Pada tahun 2025, penyaluran Bansos melalui Program Keluarga Harapan (PKH) dan Bantuan Pangan Non-Tunai (BPNT) memasuki tahap ketiga, yang mencakup periode Juli hingga September.
Namun, kabar kurang menggembirakan datang dari berbagai wilayah: ribuan KPM melaporkan bahwa bantuan mereka tidak cair atau bahkan terhapus dari daftar penerima. Fenomena ini memicu keresahan di kalangan masyarakat rentan, yang bergantung pada dana tersebut untuk memenuhi kebutuhan dasar seperti makanan, pendidikan anak, dan kesehatan.

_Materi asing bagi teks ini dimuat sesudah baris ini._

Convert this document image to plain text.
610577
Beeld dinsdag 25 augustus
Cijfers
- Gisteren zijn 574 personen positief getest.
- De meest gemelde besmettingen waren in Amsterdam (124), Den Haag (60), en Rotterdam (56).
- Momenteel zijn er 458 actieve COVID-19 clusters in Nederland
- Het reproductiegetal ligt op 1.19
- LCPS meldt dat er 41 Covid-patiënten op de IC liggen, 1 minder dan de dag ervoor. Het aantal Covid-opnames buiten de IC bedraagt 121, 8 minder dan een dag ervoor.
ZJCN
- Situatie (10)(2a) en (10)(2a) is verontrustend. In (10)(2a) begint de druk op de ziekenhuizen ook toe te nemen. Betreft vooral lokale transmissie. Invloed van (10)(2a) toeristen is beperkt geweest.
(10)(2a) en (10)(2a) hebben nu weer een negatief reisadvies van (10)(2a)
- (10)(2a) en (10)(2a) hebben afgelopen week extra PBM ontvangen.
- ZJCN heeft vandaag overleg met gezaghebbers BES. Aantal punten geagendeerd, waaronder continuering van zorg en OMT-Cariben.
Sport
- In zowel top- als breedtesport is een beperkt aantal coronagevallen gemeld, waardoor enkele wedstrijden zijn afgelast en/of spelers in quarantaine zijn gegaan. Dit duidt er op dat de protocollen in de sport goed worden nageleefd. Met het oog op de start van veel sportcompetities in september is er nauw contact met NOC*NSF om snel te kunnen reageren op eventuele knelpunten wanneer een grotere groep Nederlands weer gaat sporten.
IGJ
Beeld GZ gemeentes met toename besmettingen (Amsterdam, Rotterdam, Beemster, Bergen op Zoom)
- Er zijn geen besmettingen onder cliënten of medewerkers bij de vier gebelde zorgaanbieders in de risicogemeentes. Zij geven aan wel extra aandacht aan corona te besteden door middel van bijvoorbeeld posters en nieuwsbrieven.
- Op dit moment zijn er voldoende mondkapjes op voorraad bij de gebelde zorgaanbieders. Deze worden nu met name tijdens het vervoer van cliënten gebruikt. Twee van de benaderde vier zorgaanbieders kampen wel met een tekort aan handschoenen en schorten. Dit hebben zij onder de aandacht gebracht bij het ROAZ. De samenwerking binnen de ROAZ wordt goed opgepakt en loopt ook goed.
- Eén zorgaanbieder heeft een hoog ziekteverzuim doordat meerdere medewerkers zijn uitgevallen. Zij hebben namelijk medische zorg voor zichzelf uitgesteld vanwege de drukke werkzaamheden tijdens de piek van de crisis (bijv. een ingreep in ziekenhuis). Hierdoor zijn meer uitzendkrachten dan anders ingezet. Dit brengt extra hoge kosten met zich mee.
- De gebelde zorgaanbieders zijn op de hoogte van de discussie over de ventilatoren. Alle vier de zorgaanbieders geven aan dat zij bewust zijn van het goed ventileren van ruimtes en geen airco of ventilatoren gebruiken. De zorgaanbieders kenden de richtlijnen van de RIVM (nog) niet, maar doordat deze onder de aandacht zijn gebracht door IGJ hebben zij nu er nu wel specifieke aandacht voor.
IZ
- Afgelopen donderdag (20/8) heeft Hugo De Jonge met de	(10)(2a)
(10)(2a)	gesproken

Mengapa hal ini terjadi? Berdasarkan data terbaru dari Kemensos dan Badan Pusat Statistik (BPS), ada beberapa faktor struktural dan administratif yang menyebabkan banyak KPM tidak lagi menerima Bansos di tahap 3.
Artikel ini akan mengupas tuntas penyebabnya, dampaknya terhadap masyarakat, serta langkah-langkah yang bisa diambil untuk mengantisipasi masalah serupa. Dengan pemahaman yang lebih dalam, diharapkan penyaluran Bansos ke depan bisa lebih tepat sasaran dan inklusif.
Latar Belakang Penyaluran Bansos Tahap 3 Tahun 2025
Sebelum membahas masalah, penting untuk memahami konteks penyaluran Bansos tahun ini. Pemerintah mengalokasikan anggaran sebesar Rp 504,7 triliun untuk perlindungan sosial di APBN 2025, dengan PKH dan BPNT sebagai program utama.
PKH bertujuan mendukung keluarga miskin melalui bantuan bersyarat untuk pendidikan, kesehatan, dan nutrisi, sementara BPNT fokus pada pemenuhan pangan non-tunai melalui Kartu Keluarga Sejahtera (KKS).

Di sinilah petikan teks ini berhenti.